Créer une carte, c’est bien plus qu’un simple geste rapide. Derrière chacune d’elles, il y a des heures de réflexion, de choix, de minutie. On m’a déjà dit : « Ce n’est que du papier ». Mais pour moi, ce papier est une matière vivante : je le choisis avec soin, je l’associe à des couleurs, je le plie, je le découpe, je le façonne.

Chaque détail compte : – la teinte qui évoque une émotion, – le design qui raconte une histoire, – le message qui touche juste, au bon endroit.

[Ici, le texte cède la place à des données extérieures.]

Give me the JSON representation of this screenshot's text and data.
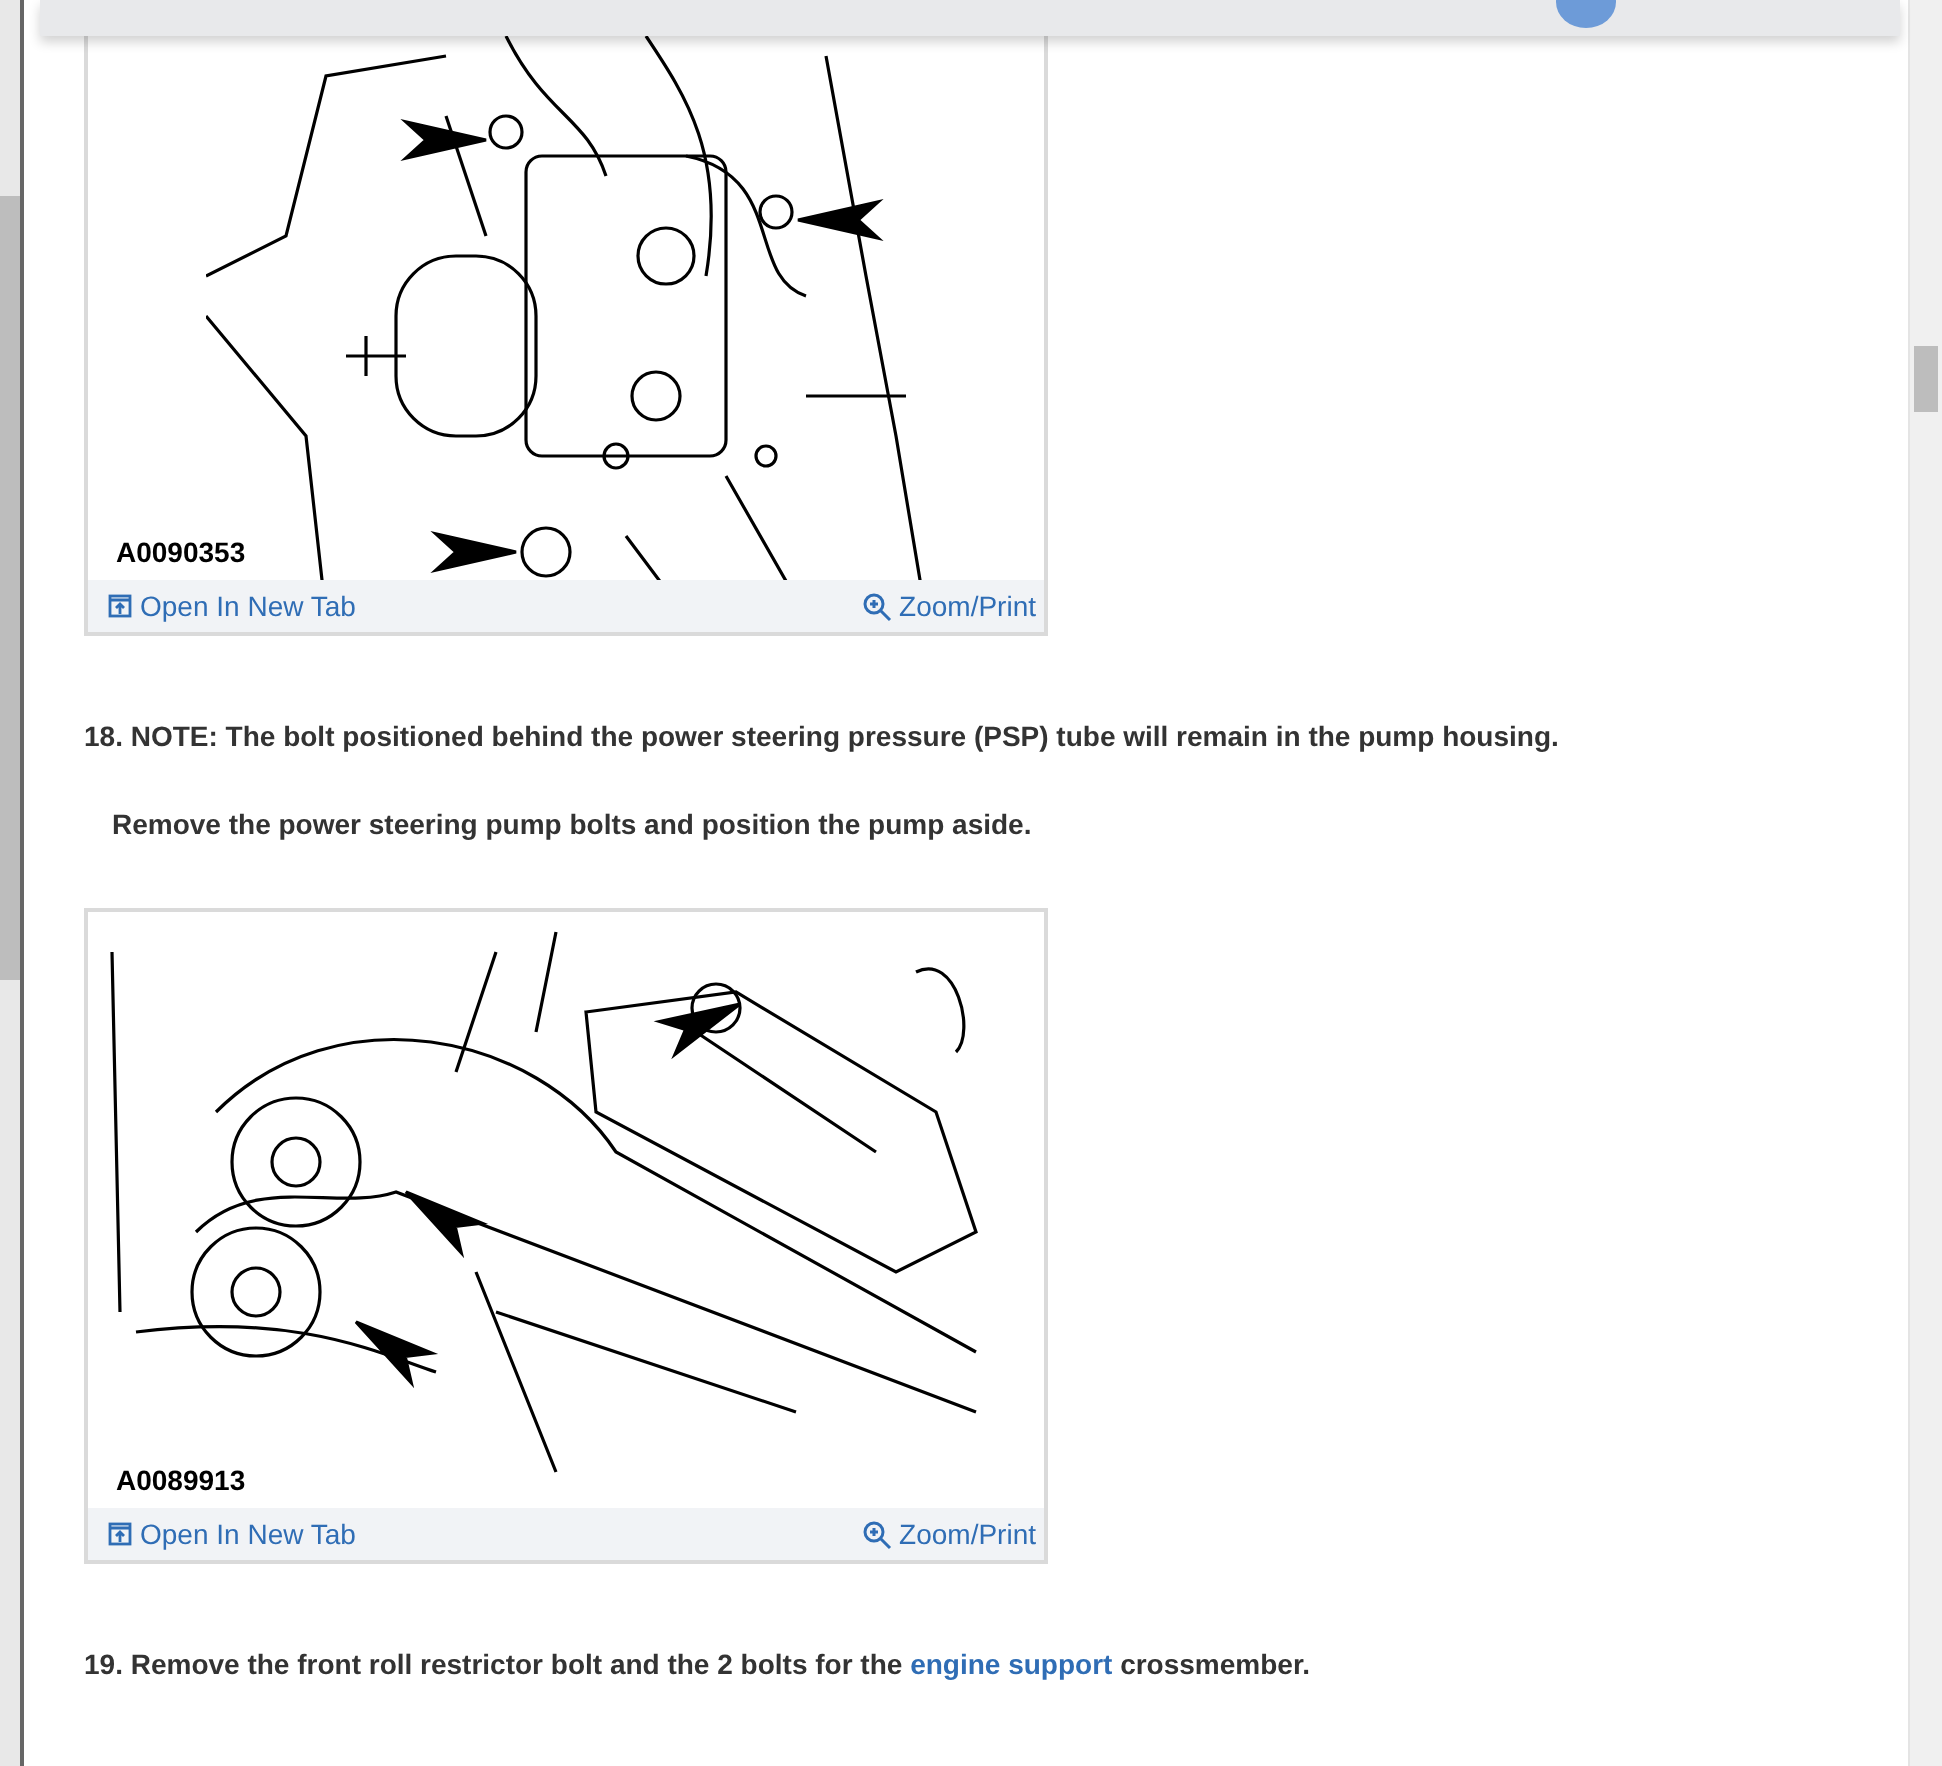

Je ne suis ni artiste peintre ni illustratrice, mais j’aime créer avec mes mains et mon cœur. Mes cartes prennent vie grâce aux papiers design, aux tampons qui installent une ambiance, au découpage, à l’embossage, au gaufrage, aux techniques de coloration et aux pliages simples ou plus complexes. J’utilise du matériel varié, sans représenter aucune marque : je choisis ce qui m’inspire, selon l’idée du moment.

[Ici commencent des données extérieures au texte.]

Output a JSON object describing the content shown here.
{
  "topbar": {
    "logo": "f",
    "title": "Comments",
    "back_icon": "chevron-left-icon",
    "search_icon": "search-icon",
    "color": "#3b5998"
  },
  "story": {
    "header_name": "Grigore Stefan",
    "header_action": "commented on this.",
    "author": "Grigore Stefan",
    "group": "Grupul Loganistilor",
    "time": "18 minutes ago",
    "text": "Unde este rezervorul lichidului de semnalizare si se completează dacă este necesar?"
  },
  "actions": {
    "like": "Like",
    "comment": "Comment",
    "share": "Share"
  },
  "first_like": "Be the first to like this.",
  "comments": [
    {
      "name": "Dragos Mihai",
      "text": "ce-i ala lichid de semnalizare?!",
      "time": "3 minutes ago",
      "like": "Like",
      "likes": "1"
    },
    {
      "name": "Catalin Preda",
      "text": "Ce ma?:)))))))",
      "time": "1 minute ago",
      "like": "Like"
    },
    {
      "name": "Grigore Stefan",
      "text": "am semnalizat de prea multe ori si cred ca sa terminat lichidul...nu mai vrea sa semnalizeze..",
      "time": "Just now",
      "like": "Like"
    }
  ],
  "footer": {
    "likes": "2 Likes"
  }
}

Quand l’inspiration se fait timide, je puise dans les ateliers que j’ai suivis, les démonstrations, les livres, les catalogues ou les vidéos qui nourrissent ma créativité. Même lorsque je reproduis une technique, chaque carte reste unique : la couleur change, le papier change, le message change — et c’est cette singularité qui lui donne son âme.

Une carte n’est pas qu’un objet. C’est une intention, un message, une présence.

Si cela prend du temps, c’est parce que chaque carte est pensée pour être unique, comme la personne qui la recevra.

L’âme des mots écrits

Il fut un temps, pas si lointain, où les mots voyageaient sur du papier, portés par l’encre et le cœur. Une carte arrivait comme un sourire dans la boîte aux lettres — pour un anniversaire, les fêtes, ou simplement pour dire : je pense à toi. Les faire-part, eux, murmuraient les grandes nouvelles : une union, une naissance, une invitation à partager un moment précieux.

Ces petits trésors trouvaient leur place dans nos maisons, sur une étagère ou un coin de table, et devenaient des fragments de mémoire. On les relisait parfois des années plus tard, avec une tendresse intacte.

Aujourd’hui, les vœux s’échappent en éclairs numériques, glissent sur nos écrans puis disparaissent. Ils touchent… mais ne s’attardent pas.

Si je crée des cartes, c’est pour redonner au message sa chaleur et sa présence. Chaque carte est un murmure personnel, un geste pensé, loin des alertes automatiques. C’est une manière de dire : tu comptes, avec des couleurs, des mots et une âme.